FEATURE1 September 2009

If there’s one thing I've learnt... Julia Horlov

Career tips for research practitioners. This month: Julia Horlov, partner at McCallum Layton.

?The best advice I got was… to pursue a career which didn’t make me dread Mondays. It’s a revelation to pursue a career which truly interests and excites. The ‘school tomorrow’ feeling of a Sunday evening should be confined to the past.

The worst advice I got was… ‘It’ll be quicker to go on the M6.’

You know you’re doing well when… it doesn’t seem like work any more, it’s just who you are.

Don’t overestimate… what you can do well in one day. New technologies have enabled us all to produce ‘output’ at a quicker pace but it’s important to recognise that thinking time can’t be compressed in quite the same way as a Zip file.

Don’t underestimate… the power of a genuine conversation.
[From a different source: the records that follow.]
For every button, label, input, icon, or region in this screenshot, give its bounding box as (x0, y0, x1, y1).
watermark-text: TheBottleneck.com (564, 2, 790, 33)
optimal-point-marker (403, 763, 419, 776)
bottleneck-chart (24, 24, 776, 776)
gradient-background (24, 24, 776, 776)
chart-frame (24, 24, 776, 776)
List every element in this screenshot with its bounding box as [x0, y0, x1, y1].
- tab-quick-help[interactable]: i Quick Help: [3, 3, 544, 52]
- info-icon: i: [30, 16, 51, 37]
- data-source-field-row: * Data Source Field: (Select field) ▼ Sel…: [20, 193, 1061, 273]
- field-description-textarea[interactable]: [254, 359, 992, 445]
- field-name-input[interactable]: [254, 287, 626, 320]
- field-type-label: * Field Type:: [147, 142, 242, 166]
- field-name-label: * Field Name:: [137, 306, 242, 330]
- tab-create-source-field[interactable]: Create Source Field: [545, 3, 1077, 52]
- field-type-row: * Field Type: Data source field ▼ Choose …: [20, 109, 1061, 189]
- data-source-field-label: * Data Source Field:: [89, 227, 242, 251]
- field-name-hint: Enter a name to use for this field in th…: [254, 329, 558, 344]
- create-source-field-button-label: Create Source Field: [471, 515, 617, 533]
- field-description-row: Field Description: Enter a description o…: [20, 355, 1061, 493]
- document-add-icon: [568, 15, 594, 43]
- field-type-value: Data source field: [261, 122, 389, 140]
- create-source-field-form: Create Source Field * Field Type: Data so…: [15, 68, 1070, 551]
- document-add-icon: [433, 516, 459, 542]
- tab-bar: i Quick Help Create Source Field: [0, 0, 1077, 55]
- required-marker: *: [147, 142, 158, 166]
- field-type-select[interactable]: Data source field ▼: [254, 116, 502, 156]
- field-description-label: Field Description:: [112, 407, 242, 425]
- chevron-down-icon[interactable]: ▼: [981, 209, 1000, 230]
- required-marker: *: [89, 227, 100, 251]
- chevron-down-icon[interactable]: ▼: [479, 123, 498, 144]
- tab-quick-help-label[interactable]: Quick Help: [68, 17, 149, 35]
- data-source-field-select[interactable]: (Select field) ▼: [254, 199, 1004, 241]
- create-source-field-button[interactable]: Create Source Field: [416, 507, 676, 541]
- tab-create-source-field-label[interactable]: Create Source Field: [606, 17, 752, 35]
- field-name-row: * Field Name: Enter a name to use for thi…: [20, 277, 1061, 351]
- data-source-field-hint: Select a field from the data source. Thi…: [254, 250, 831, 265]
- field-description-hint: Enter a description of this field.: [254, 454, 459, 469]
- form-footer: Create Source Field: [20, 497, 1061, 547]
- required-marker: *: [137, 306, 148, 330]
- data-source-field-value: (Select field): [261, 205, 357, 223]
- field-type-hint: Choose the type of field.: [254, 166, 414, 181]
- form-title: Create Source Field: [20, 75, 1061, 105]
Meeting new clients should be as much about listening as it is about talking. Too often we can be guilty of squeezing ‘us’ into every minute of an opportunity when we should be focused on them.

If I hadn’t been a researcher… I’d still have had insatiable curiosity. It makes it easy to be a qualitative researcher if you really want to know the answers to so many questions.

One moment I’ll never forget is… when I handed out a written exercise to a group of respondents only to be told by one of them that she could not read or write. I wanted the ground to open up and swallow me but it taught me to challenge every assumption.

You must read… Cider With Roadies by Stuart Maconie for an account of what it’s like when you love what you do. His other works, Pies and Prejudice and Adventure on the High Teas, are also uproariously funny.

Young researchers should… remember that many of their clients are not so young and come from the ‘old school’ of attention to detail. Enthusiasm is no substitute.

If this industry could only… broaden its horizons. There are so many ways to be enquiring.

One day I hope to… be recognised as the genius I really am.

My career… transformed my life. My route to research, like those of so many of my colleagues, was somewhat unusual but I eventually landed in the right place and I am a fervent believer that a broad range of experience is critical to the work I do now.